= Hermon di Giovanno =

Greek-American painter (1897 - 1969)

Hermon di Giovanno (born Hermolaus Ionides, Ερμόλαος Ιωνίδης; 17 December 1897 – April 1969) was an American mystic painter.

He was born in Mytilene, Lesbos Island, Ottoman Empire (now Greece), but lived for most of his life in Boston, Massachusetts. In early adulthood, he performed as an operatic tenor, but was eventually forced to abandon his singing career after suffering difficulties with his voice. He had changed his name (from his original name, Hermolaus Ionides) to an Italian one because he had been advised that it would assist him with his opera career. According to his close friend, the composer Alan Hovhaness, "...he wanted to be an opera singer when he was young. Some local conductor said he should have an Italian name, so he had this peculiar name that didn't have anything to do with him, but is a translation."

In Boston, while working at the counter of a Boston-area Hayes-Bickford's (a cafeteria-style restaurant), he befriended Alan Hovhaness and the painter Hyman Bloom, who often ate dinner there. Beginning around the early 1940s, the three often met to listen to Indian classical music and discuss various mystical subjects. Also a member of this circle was Dr. Elizabeth A. Gregory, a Boston pediatrician to whom di Giovanno gave a number of his paintings just before his final return to Greece. Gregory donated these paintings to Bates College in Lewiston, Maine.

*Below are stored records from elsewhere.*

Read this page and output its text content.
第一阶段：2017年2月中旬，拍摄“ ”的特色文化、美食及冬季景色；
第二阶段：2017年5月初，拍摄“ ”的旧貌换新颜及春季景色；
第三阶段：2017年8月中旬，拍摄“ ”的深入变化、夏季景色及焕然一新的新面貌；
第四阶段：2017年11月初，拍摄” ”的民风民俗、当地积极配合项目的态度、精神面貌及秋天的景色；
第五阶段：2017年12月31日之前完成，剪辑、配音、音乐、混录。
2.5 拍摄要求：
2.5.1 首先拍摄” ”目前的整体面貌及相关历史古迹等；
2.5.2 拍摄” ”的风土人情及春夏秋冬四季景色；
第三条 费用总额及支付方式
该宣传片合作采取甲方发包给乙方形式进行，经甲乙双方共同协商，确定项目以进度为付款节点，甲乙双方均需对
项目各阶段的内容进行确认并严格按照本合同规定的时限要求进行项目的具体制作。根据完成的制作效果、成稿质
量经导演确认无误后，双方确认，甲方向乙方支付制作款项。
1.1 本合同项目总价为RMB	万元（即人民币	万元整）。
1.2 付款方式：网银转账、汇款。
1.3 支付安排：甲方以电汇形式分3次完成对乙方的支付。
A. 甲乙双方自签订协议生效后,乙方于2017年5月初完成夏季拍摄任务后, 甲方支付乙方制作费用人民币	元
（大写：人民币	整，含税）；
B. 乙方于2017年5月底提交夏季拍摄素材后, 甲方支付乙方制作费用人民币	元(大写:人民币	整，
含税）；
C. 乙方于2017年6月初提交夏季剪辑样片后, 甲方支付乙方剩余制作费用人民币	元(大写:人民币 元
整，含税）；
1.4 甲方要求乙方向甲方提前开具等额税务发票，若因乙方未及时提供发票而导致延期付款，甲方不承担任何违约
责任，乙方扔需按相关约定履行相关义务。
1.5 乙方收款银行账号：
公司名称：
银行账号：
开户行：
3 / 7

It was not until he was in his forties that di Giovanno began painting. Although he first began modestly, drawing on paper in black and white, eventually Hyman Bloom encouraged him to work in color, supplying him with a box of colored pastels. Di Giovanno believed his artworks to be directly inspired by otherworldly supernatural forces.

Hovhaness often referred to di Giovanno as his "spiritual guide" and "psychic teacher," and stated that he was often referred to as "the Socrates of Boston." Hovhaness believed that di Giovanno provided the "spiritual forces" required to allow him to compose his Easter Cantata (1953), and his Symphony No. 6, "Celestial Gate" (1959) is named after an artwork by di Giovanno. Hovhaness's Symphony No. 9, "St. Vartan" (1950), while not originally dedicated to di Giovanno, was later dedicated to him (possibly at the time of the symphony's recording, after di Giovanno's death).

Di Giovanno exerted an influence on the American painter David Barbero (1938–1999), who met di Giovanno in 1957 , and was also a mentor to the artist Paul Shapiro and the musician Gil Magno.

Di Giovanno's great-nephew, the Athens, Georgia singer-songwriter Peter Alvanos, counts him as one of his primary inspirations, and named his band, Fabulous Bird, after one of di Giovanno's paintings. The Fort Smith, Arkansas punk rock band, Giovanno, uses his surname as his artwork has inspired their early lyrics.